相変わらず対人関係で失敗ばかりしている莉奈は新しいバイト先のペットショップでもうまくいかない。一方、小さな出版社で働きながら小説家になる夢を見ている修一だが、上司の編集長(山崎潤)や新しく担当する売れっ子評論家の西川(安井順平)のパワハラに振り回されてへとへと。たまたま高校の先輩で大手出版社に勤める今日子(松井玲奈)と会った修一は、彼女の勧めで小説の新人賞応募を決めるのだが、日常にすり減らされてへとへとになり…
【感想】
企画・プロデュースが藤井道人なので、絶対に救いのないエピソードがあるはずだと覚悟してみましたが、人が死んだり難病になったりというような劇的なエピソードはなく、生き方が下手な若い男女が傷つくもがきながら生きていく青春映画です。
刺激的なタイトルですが、西川から修一と莉奈は「仕事もなく夢もない人に生きる価値があるのか」と問われます。そんな人は「生きててごめんなさい」というのが世の中の一般的な見方なのかもしれませんが、僕からすれば修一と莉奈のように互いに思いあえる美男美女のカップルであることだけで十分勝ち組に思えます。しかし、そういう幸せというのは当事者、特に若いうちはなかなか実感できないんですよね。
パワハラを受けた修一の立場は悲惨なものですけれど、ここで莉奈と支えあえれば乗り切れたはず。出版社は一つではないわけですし、コロナのない世界線ですから、若者の就職難も近年は大したことがありません。また、新人賞だっていくつもあるわけです。でも、プレッシャーに押しつぶされていく修一は本当に、そこまで頑張らなくていいのにと応援したくなります。
莉奈もあちこちで失敗ばかり。発達障害の気があるのでしょうか、親にも見放されています。その反動か修一を束縛してしまう。でも、修一がもう少しおおらかだったらここまで傷つけあわなくて住んだのに。修一が些細なことで見栄を張って嘘をついてしまうのは若いころの僕も同様だったので余計に彼のことを応援したくてなりませんでした。

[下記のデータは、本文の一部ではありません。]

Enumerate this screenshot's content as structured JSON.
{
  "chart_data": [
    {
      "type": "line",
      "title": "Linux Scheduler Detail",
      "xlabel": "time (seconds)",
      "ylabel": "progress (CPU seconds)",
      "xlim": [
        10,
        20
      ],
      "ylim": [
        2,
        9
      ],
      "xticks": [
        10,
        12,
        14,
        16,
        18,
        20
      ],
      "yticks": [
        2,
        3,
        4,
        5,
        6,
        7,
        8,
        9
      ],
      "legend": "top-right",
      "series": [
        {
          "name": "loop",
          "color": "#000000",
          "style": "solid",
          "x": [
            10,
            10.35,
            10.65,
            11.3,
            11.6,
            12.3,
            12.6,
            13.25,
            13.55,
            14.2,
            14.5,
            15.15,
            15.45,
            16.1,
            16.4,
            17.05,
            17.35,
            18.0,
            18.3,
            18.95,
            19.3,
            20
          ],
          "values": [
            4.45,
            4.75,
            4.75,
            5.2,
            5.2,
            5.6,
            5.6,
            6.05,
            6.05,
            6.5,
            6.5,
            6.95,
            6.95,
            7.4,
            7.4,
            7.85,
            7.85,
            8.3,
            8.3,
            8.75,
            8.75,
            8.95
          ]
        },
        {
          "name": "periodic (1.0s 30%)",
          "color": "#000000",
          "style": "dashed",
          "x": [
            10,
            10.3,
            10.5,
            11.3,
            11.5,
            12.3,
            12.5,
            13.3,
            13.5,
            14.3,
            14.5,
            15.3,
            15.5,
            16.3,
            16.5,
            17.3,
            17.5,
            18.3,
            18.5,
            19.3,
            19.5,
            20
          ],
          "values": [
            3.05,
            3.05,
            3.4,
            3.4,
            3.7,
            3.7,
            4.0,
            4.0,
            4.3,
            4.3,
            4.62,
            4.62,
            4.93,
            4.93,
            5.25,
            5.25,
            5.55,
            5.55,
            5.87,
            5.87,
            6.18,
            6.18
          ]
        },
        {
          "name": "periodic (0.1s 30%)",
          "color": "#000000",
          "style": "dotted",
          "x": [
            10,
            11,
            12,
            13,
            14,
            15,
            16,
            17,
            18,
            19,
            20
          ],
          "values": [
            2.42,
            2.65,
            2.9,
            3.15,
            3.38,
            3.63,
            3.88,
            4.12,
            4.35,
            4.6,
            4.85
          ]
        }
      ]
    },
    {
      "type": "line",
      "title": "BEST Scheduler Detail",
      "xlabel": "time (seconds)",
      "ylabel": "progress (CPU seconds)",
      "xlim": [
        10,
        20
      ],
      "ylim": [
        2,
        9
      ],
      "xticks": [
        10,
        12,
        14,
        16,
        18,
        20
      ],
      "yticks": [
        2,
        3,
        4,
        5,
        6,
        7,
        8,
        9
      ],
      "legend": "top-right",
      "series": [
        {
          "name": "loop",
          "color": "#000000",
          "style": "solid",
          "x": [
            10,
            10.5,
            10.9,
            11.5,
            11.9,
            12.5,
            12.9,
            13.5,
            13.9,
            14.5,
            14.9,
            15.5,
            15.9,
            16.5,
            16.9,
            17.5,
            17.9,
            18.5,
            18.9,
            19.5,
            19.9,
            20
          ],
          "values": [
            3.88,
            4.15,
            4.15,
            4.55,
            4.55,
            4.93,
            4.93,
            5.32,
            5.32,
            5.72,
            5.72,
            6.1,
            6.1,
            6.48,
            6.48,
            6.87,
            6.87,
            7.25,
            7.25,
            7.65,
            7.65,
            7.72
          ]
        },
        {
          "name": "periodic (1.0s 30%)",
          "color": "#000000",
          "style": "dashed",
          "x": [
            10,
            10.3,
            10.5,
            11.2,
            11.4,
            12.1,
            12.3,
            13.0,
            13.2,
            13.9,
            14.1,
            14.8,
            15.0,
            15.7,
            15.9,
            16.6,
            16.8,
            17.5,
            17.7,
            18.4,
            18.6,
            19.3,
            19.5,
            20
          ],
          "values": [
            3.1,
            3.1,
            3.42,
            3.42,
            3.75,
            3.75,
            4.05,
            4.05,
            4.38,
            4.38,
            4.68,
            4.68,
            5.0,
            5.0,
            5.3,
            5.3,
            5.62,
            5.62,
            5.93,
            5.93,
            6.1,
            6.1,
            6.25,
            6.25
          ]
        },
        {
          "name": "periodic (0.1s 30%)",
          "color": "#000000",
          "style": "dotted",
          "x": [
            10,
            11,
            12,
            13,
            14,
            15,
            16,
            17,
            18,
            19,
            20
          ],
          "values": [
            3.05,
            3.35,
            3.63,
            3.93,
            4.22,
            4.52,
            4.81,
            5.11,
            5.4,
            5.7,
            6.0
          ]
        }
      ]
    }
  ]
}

黒羽はこれまでの役柄とは違って陰キャになりきっています。穂志の発達障害君的な演技も合わせて、孤独と不安に囲まれた今の若者のつらさがストレートに伝わってきます。そして、彼のほうが上だと思っていた関係が崩される危うさの描写がエモい。同時に安井のパワハラ文化人は「妖怪シェアハウス」同様で、こうした役柄にぴったり。脇役では編集部の同僚役の冨手麻妙の抜いた感じがうまく、すべてに必死になる修一は大変だけど、彼女のようにちょっとひいて客観的な生き方ができるようになれば
もっと楽なのにと思えてなりませんでした。